Tribunes
On en redemande
Habitants de Saint-denis, nous avons hélas trop souvent de bonnes raisons de râler, aussi, quand un événement heureux surgit, il est important de le signaler.
Nous avons eu la chance d’obtenir des places pour nous rendre samedi dernier à la représentation de l’opéra Le Couronnement de Poppée au… TGP. Et tout cela pour le prix (participation du CE comprise) d’un Ticket théâtre, soit 6 euros. Que demande le peuple ?
Nous nous retrouvons donc samedi 16 janvier dans un théâtre plein à craquer. Quel plaisir déjà que de voir l’intérêt suscité pour un art trop souvent considéré réservé à une « élite ». Nous pouvons reconnaître de surcroît dans la salle des enseignants de Stains accompagnés de leurs élèves. Quelle classe ! Quel bonheur aussi de voir ce public jeune et de toutes les couleurs. Ce n’est pas à Garnier ou à la Bastille que l’on peut voir une telle diversité des publics.
Quant à l’opéra proprement dit, point de départ de l’art lyrique, malgré ses 300 ans d’âge, il ne laisse pas d’étonner par la modernité de son propos. Il pourrait vite se trouver qualifié aujourd’hui de « pas très politiquement correct ». Y sont dépeints sans fard les ambitions, enjeux de pouvoir ainsi que la condition féminine avec une belle et cruelle lucidité (preuve que les mentalités n’évoluent pas vite).

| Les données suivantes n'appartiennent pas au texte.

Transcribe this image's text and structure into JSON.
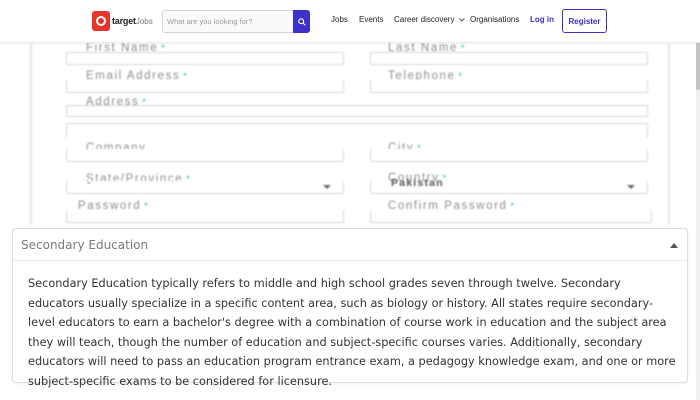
{
  "header": {
    "logo": {
      "brand": "target",
      "suffix": "Jobs"
    },
    "search": {
      "placeholder": "What are you looking for?"
    },
    "nav": {
      "jobs": "Jobs",
      "events": "Events",
      "career": "Career discovery",
      "organisations": "Organisations",
      "login": "Log in",
      "register": "Register"
    }
  },
  "form": {
    "first_name": "First Name",
    "last_name": "Last Name",
    "email": "Email Address",
    "telephone": "Telephone",
    "address": "Address",
    "company": "Company",
    "city": "City",
    "state": "State/Province",
    "state_value": "-",
    "country": "Country",
    "country_value": "Pakistan",
    "password": "Password",
    "confirm_password": "Confirm Password",
    "required_mark": "*"
  },
  "accordion": {
    "title": "Secondary Education",
    "body": "Secondary Education typically refers to middle and high school grades seven through twelve. Secondary educators usually specialize in a specific content area, such as biology or history. All states require secondary-level educators to earn a bachelor's degree with a combination of course work in education and the subject area they will teach, though the number of education and subject-specific courses varies. Additionally, secondary educators will need to pass an education program entrance exam, a pedagogy knowledge exam, and one or more subject-specific exams to be considered for licensure."
  },
  "colors": {
    "brand_red": "#e8352b",
    "accent_purple": "#3b32c9",
    "required_green": "#1fc0a6"
  },
  "icons": {
    "search": "search-icon",
    "chevron": "chevron-down-icon",
    "caret_up": "caret-up-icon"
  }
}
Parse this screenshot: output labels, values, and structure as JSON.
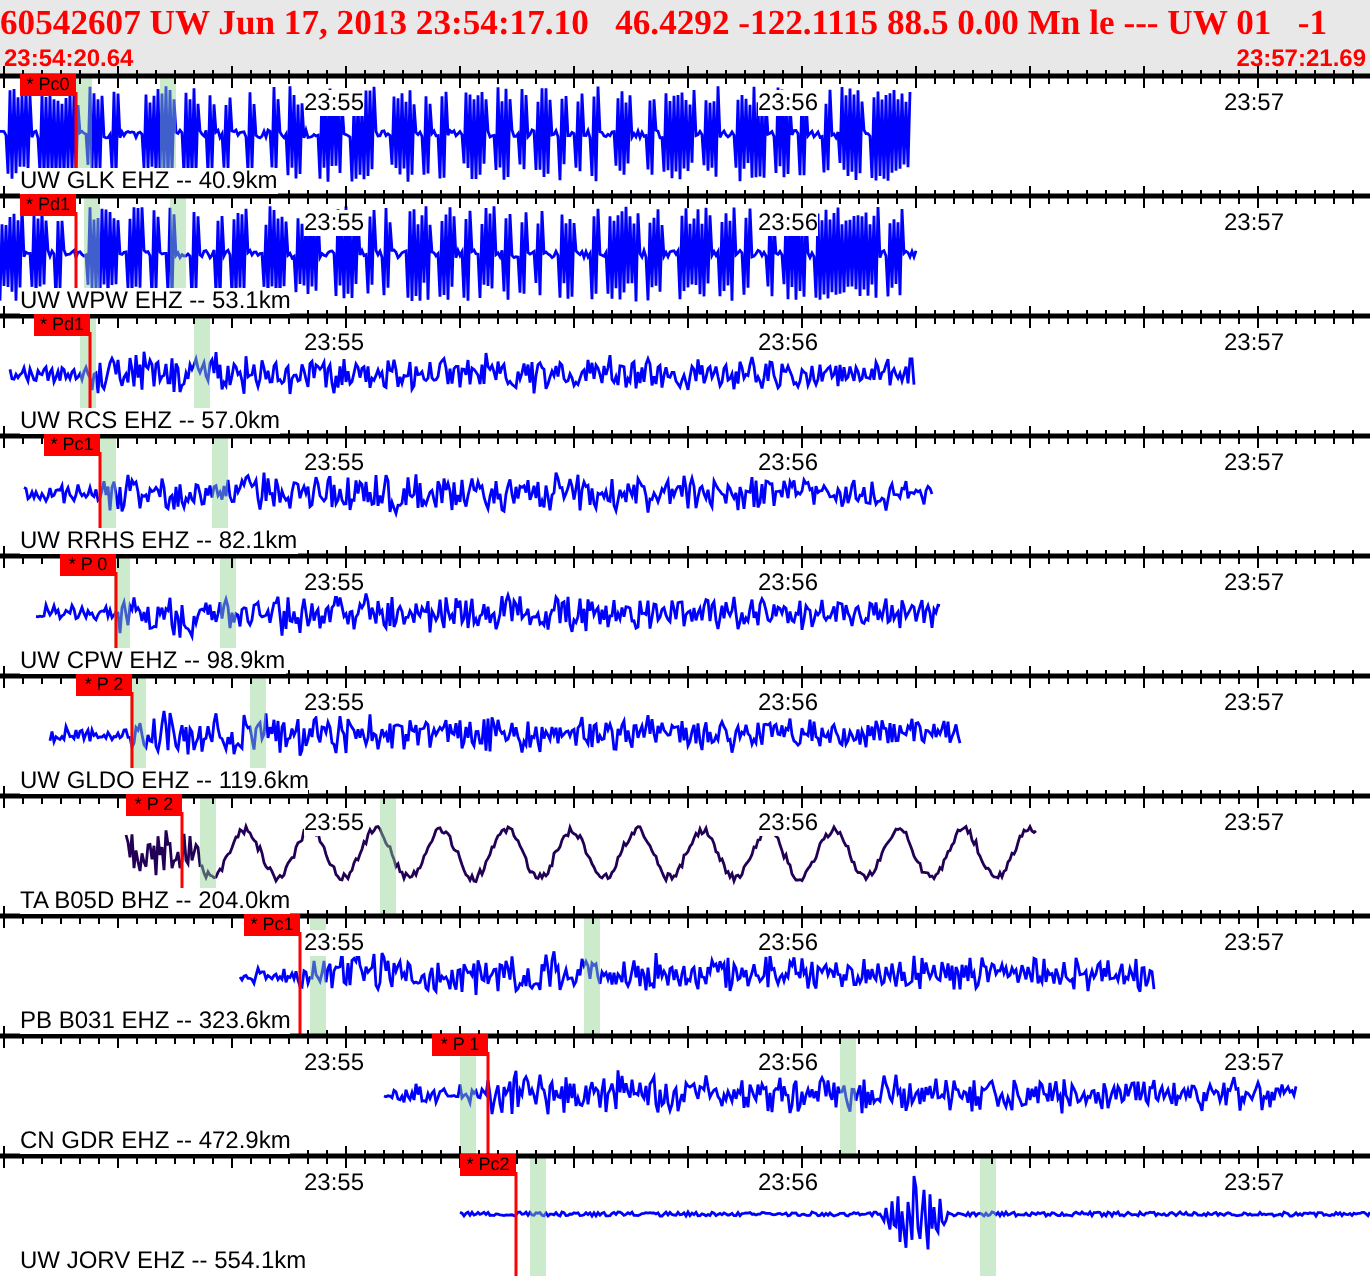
{
  "header": {
    "title": "60542607 UW Jun 17, 2013 23:54:17.10   46.4292 -122.1115 88.5 0.00 Mn le --- UW 01   -1",
    "start_time": "23:54:20.64",
    "end_time": "23:57:21.69"
  },
  "traces": [
    {
      "station": "UW GLK EHZ -- 40.9km",
      "pick": "* Pc0",
      "kind": "clipped",
      "color": "#0000ff",
      "ticks": [
        "23:55",
        "23:56",
        "23:57"
      ]
    },
    {
      "station": "UW WPW EHZ -- 53.1km",
      "pick": "* Pd1",
      "kind": "clipped",
      "color": "#0000ff",
      "ticks": [
        "23:55",
        "23:56",
        "23:57"
      ]
    },
    {
      "station": "UW RCS EHZ -- 57.0km",
      "pick": "* Pd1",
      "kind": "noise",
      "color": "#0000ff",
      "ticks": [
        "23:55",
        "23:56",
        "23:57"
      ]
    },
    {
      "station": "UW RRHS EHZ -- 82.1km",
      "pick": "* Pc1",
      "kind": "noise",
      "color": "#0000ff",
      "ticks": [
        "23:55",
        "23:56",
        "23:57"
      ]
    },
    {
      "station": "UW CPW EHZ -- 98.9km",
      "pick": "* P 0",
      "kind": "noise",
      "color": "#0000ff",
      "ticks": [
        "23:55",
        "23:56",
        "23:57"
      ]
    },
    {
      "station": "UW GLDO EHZ -- 119.6km",
      "pick": "* P 2",
      "kind": "noise",
      "color": "#0000ff",
      "ticks": [
        "23:55",
        "23:56",
        "23:57"
      ]
    },
    {
      "station": "TA B05D BHZ -- 204.0km",
      "pick": "* P 2",
      "kind": "longperiod",
      "color": "#220055",
      "ticks": [
        "23:55",
        "23:56",
        "23:57"
      ]
    },
    {
      "station": "PB B031 EHZ -- 323.6km",
      "pick": "* Pc1",
      "kind": "noise",
      "color": "#0000ff",
      "ticks": [
        "23:55",
        "23:56",
        "23:57"
      ]
    },
    {
      "station": "CN GDR EHZ -- 472.9km",
      "pick": "* P 1",
      "kind": "noise",
      "color": "#0000ff",
      "ticks": [
        "23:55",
        "23:56",
        "23:57"
      ]
    },
    {
      "station": "UW JORV EHZ -- 554.1km",
      "pick": "* Pc2",
      "kind": "burst",
      "color": "#0000ff",
      "ticks": [
        "23:55",
        "23:56",
        "23:57"
      ]
    }
  ]
}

Les voix quant à elles, des sopranes aux ténors, nous ont toutes enchantées avec un faible pour Othon ; Paulin Bündgen, merveilleux contre-ténor.
Côté décors et mise en scène, même enthousiasme : de la subtilité, de l’élégance, de l’humour aussi avec quelques clins d’œil tout en finesse notamment celui dédié à Fellini.
Il serait injuste d’oublier l’orchestre, ce n’est pas tous les jours qu’il nous est donné de voir et d’entendre des instruments anciens : viole de gambe et théorbe étaient au rendez-vous pour nous restituer au plus près la partition baroque de Monteverdi.
En bref, samedi, nous avons touché à la beauté, au raffinement loin des préoccupations qui polluent notre quotidien.
À l’issue du spectacle, mon Parisien de voisin me dit :- « On n’a pas forcément cette qualité-là à la Bastille et dire qu’il faut venir au TGP pour voir cela. » Je lui réponds que c’est un magnifique cadeau que nous fait ce théâtre. Il me demande étonné si je suis de Saint-Denis, je lui réponds que oui et que je suis fière qu’un tel événement ait lieu ici.
Au même moment, le public, pas guindé, exulte, siffle sa jubilation. Les rappels se succèdent, les chanteurs(ses) ravi(e)s semblent surpris du triomphe qui leur ai fait.
Ce soir, je ne suis pas la seule à être fière et comme c’est bon cette communion autour d’un chef-d’œuvre de l’art lyrique. Nous pouvons aller nous coucher, apaisés et encore accompagnés par des voix d’anges.